内閣府の即時オープンアクセス政策が進む中で、このような我が国のインフラ面の基盤拡充を図る取り組みを行うとともに、JSTの研究プロジェクトの成果論文や研究データの扱いを定めたJSTのオープンサイエンス基本方針を政策に準じて改定するなど、インフラとファンディングの両面でオープンサイエンスを推進した。

JST科学技術用語シソーラスの大規模改訂
JST情報事業では、世界中の学術論文等を収集・整備し、「科学技術文献情報データベース」として「J-GLOBAL」(https://jglobal.jst.go.jp/)および(株)ジー・サーチ社が運営する「JDreamⅢ」 (https://jdream3.com/)にてサービスを提供している。このデータベースでは、キーワード索引および検索に「JST科学技術用語シソーラス」を用いており、数年おきに改訂を行っている。このたび、令和6年10月に2024年改訂版をリリースした。
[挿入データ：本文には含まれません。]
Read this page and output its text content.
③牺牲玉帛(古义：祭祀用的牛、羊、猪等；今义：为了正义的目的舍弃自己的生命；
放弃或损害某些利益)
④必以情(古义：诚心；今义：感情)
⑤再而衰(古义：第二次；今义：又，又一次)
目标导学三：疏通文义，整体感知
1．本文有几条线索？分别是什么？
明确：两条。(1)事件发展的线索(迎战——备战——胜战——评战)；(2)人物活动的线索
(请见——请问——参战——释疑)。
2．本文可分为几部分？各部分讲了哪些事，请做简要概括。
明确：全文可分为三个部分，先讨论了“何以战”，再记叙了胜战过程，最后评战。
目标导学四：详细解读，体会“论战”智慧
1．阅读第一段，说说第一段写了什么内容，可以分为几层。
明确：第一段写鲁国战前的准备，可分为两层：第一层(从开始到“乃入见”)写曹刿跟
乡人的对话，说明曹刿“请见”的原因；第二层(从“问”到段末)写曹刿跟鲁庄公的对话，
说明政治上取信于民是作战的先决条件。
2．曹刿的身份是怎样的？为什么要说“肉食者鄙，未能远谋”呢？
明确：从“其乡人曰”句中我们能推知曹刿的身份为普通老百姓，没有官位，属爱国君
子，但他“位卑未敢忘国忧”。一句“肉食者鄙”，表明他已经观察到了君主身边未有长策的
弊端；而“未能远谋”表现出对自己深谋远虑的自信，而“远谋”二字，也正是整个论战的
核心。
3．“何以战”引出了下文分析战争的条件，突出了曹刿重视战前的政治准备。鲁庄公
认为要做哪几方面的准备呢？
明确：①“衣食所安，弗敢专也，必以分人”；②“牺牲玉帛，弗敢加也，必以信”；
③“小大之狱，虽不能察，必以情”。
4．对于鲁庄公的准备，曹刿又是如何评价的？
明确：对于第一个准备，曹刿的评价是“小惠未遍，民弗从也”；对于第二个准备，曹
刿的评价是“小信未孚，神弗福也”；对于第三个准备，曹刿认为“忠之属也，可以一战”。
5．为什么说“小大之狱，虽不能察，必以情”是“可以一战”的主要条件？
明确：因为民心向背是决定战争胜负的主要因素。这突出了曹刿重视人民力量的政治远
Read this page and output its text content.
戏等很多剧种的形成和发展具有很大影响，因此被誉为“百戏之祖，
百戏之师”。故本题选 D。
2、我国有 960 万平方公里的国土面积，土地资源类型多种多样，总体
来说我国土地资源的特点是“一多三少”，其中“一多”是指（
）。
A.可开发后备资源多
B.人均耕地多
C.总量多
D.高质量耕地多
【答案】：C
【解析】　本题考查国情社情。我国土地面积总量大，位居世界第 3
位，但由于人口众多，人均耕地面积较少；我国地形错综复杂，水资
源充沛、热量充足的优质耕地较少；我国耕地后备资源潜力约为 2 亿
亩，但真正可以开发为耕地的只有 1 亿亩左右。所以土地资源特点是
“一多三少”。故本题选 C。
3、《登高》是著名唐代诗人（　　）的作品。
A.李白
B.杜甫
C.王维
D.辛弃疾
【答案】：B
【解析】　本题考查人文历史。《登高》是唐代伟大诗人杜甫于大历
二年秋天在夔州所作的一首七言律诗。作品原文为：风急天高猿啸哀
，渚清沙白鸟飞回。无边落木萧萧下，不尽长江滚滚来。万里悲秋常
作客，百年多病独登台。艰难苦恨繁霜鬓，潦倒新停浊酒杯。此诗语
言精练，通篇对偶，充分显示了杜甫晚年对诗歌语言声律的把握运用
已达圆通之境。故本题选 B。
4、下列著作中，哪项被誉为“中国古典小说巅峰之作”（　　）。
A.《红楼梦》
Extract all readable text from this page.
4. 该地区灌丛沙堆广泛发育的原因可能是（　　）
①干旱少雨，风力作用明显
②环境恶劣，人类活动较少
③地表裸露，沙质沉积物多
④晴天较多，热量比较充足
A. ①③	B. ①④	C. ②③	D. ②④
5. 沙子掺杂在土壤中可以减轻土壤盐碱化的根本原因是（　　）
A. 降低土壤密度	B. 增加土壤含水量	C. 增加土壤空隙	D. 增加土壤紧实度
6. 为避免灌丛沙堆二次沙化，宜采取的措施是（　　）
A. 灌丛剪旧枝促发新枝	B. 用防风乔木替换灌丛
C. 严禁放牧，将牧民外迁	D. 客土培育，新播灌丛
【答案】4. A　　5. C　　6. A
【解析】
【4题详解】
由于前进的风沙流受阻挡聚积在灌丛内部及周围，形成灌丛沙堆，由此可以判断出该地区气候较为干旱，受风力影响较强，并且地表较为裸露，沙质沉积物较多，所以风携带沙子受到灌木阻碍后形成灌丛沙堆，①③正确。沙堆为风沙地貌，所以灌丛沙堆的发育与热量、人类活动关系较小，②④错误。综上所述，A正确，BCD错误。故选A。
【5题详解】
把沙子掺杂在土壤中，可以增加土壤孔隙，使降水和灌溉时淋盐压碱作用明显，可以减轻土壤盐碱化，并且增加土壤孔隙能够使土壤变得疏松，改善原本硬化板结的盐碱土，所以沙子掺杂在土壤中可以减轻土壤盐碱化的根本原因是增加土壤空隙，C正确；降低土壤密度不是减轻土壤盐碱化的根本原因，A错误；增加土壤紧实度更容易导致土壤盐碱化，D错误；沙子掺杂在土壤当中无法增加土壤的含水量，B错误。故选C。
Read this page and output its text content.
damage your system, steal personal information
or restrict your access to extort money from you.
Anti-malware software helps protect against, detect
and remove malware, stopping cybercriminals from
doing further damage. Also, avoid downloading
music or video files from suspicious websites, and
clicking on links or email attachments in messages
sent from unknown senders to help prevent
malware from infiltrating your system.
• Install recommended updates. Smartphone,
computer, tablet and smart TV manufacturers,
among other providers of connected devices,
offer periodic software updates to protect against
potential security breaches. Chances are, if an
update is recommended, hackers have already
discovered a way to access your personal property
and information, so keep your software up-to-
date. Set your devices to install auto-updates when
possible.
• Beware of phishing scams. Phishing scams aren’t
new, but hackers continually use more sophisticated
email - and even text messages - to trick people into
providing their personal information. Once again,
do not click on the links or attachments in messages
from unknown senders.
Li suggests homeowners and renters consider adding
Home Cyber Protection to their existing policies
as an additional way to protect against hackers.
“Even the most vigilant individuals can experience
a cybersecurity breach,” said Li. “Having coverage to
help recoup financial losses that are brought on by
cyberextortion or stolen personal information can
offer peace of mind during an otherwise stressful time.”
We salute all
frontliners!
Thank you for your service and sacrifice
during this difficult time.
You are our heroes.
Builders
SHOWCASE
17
「シソーラス」とは、用語の概念の階層関係や関連関係を元に体系化した用語集である。JST科学技術用語シソーラスは、1975年に初版を約3万語でリリースして以来、全語数3万語~4万語の規模で改訂を行ってきた。
今回の改訂では、全語数約11万語と過去最大の語数拡充を行うとともに、用語間の関連性(例えば、類義語等)を増やすなどの強化を行った。このことにより、階層関係が密になり、必要な用語が見つけやすくなることから、自動索引を含むキーワード索引の大幅な品質向上、検索精度の大幅な向上が期待される。